Madame Schmit, vous occupez vos fonctions depuis décembre 1996. Comment jugez-vous l’évolution de votre métier, depuis 13 ans?

«Même si le titre reste le même, j’ai le sentiment d’avoir pratiqué plusieurs métiers depuis. Cela est aussi fonction de la personnalité des différents présidents de comités de direction dont je dépends directement. J’en ai connu quatre différents. Le premier, le regretté Jean Krier, était plutôt conservateur dans sa façon d’envisager la communication. Les trois suivants, André Roelants, Marc Hoffmann et Frank Wagener, ont chacun des caractères et des visions très différents. C’est ce qui fait la richesse de la fonction.

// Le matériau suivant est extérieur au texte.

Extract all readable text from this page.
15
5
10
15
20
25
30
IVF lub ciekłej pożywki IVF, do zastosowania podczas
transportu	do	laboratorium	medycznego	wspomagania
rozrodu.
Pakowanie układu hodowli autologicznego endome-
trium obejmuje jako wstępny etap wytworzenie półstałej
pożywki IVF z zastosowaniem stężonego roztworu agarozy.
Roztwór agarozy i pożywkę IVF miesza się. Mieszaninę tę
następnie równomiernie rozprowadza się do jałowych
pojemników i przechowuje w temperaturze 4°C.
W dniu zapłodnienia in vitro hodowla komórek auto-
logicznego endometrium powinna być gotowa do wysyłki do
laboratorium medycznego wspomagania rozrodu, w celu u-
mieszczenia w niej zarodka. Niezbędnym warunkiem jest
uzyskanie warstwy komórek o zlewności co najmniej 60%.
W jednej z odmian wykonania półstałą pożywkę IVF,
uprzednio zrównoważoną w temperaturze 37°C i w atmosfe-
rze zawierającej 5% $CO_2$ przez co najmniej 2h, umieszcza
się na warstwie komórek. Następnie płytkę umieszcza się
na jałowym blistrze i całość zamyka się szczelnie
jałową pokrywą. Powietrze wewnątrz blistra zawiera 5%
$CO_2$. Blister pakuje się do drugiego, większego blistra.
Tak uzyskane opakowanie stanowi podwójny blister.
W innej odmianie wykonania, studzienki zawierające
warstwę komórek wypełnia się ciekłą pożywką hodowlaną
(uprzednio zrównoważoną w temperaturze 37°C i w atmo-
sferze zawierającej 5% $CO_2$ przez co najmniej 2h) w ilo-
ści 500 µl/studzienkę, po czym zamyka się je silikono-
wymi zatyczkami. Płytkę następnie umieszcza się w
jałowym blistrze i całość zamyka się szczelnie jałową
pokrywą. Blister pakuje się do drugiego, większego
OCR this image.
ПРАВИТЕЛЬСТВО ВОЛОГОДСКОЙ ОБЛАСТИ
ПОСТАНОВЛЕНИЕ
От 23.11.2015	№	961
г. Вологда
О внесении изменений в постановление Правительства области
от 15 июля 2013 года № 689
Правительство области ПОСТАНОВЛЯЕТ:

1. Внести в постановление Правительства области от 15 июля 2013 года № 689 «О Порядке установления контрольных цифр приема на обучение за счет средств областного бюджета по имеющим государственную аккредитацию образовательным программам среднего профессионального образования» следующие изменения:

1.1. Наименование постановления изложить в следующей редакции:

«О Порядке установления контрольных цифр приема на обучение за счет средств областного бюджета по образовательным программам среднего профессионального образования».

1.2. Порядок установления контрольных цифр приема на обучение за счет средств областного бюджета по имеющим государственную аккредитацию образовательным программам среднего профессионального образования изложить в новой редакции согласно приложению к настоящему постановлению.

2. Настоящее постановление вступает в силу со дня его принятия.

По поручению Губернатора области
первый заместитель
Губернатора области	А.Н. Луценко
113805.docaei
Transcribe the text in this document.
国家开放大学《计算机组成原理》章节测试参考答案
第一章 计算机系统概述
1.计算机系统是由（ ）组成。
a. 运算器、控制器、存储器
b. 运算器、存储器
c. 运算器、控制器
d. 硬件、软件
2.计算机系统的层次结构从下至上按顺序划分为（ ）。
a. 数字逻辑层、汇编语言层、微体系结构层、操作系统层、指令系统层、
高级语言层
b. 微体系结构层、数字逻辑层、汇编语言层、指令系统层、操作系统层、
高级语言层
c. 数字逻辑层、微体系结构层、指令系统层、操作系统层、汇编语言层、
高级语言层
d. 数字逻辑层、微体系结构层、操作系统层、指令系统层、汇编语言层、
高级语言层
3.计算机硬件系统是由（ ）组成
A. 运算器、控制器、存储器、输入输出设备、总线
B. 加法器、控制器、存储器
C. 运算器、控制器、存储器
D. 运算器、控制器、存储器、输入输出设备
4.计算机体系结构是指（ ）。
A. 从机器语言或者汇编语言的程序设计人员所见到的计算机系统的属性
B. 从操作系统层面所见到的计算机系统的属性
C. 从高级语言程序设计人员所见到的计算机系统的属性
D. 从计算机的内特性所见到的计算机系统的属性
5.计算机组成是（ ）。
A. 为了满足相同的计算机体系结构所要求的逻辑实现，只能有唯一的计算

Je n’ai jamais connu la routine.

L’environnement économique général a beaucoup influé aussi. Du temps d’André Roelants, c’était une époque glorieuse où les banques réalisaient des grands bénéfices et procédaient à des acquisitions à l’étranger. Il n’y avait pas de limite au métier de banquier et la communication suivait. C’était aussi le temps de l’OPA de Dexia, qui fut un des premiers projets de grande envergure pour mes équipes et moi. 

Puis, avec Marc Hoffmann, ce fut le 11 septembre et ses conséquences, avec une période 2003-2004 délicate, axée sur la communication de crise, suite aux problèmes liés à des acquisitions aux Pays-Bas. Mais ce fut aussi le développement de l’Internet banking, la création de RBC Dexia et le 150e anniversaire de la banque au Luxembourg, en 2006. Nous avons, pendant un an, multiplié les opérations pour remercier l’ensemble de nos stakeholders pour leur fidélité.

Sous la présidence de Frank Wagener, il y a eu l’inauguration et la communication autour de nos immeubles à Esch Belval et, en 2007, la venue d’Al Gore. Enfin, depuis quelques mois, il y a cette crise que l’on connaît. A chaque fois, il y a eu de nouveaux défis à relever, en s’adaptant aux technologies existantes. Nous sommes restés, depuis le début, une équipe d’une quinzaine de personnes, mais nous avons beaucoup plus à faire aujourd’hui qu’hier.

 
Etre une entité locale au sein d’un groupe international vous complique-t-il la tâche? Et quelle est, dans ce contexte, la marge de manœuvre dont vous disposez vraiment?

«Il est évident que cela n’a plus rien à voir avec ce que nous faisions du temps de la BIL. Chacune de nos opérations doit recevoir l’accord de la direction générale à Luxembourg et de la direction de la communication du groupe, dans le respect de la charte globale de Dexia, que ce soit pour les campagnes de publicité, les communiqués de presse, les relations publiques…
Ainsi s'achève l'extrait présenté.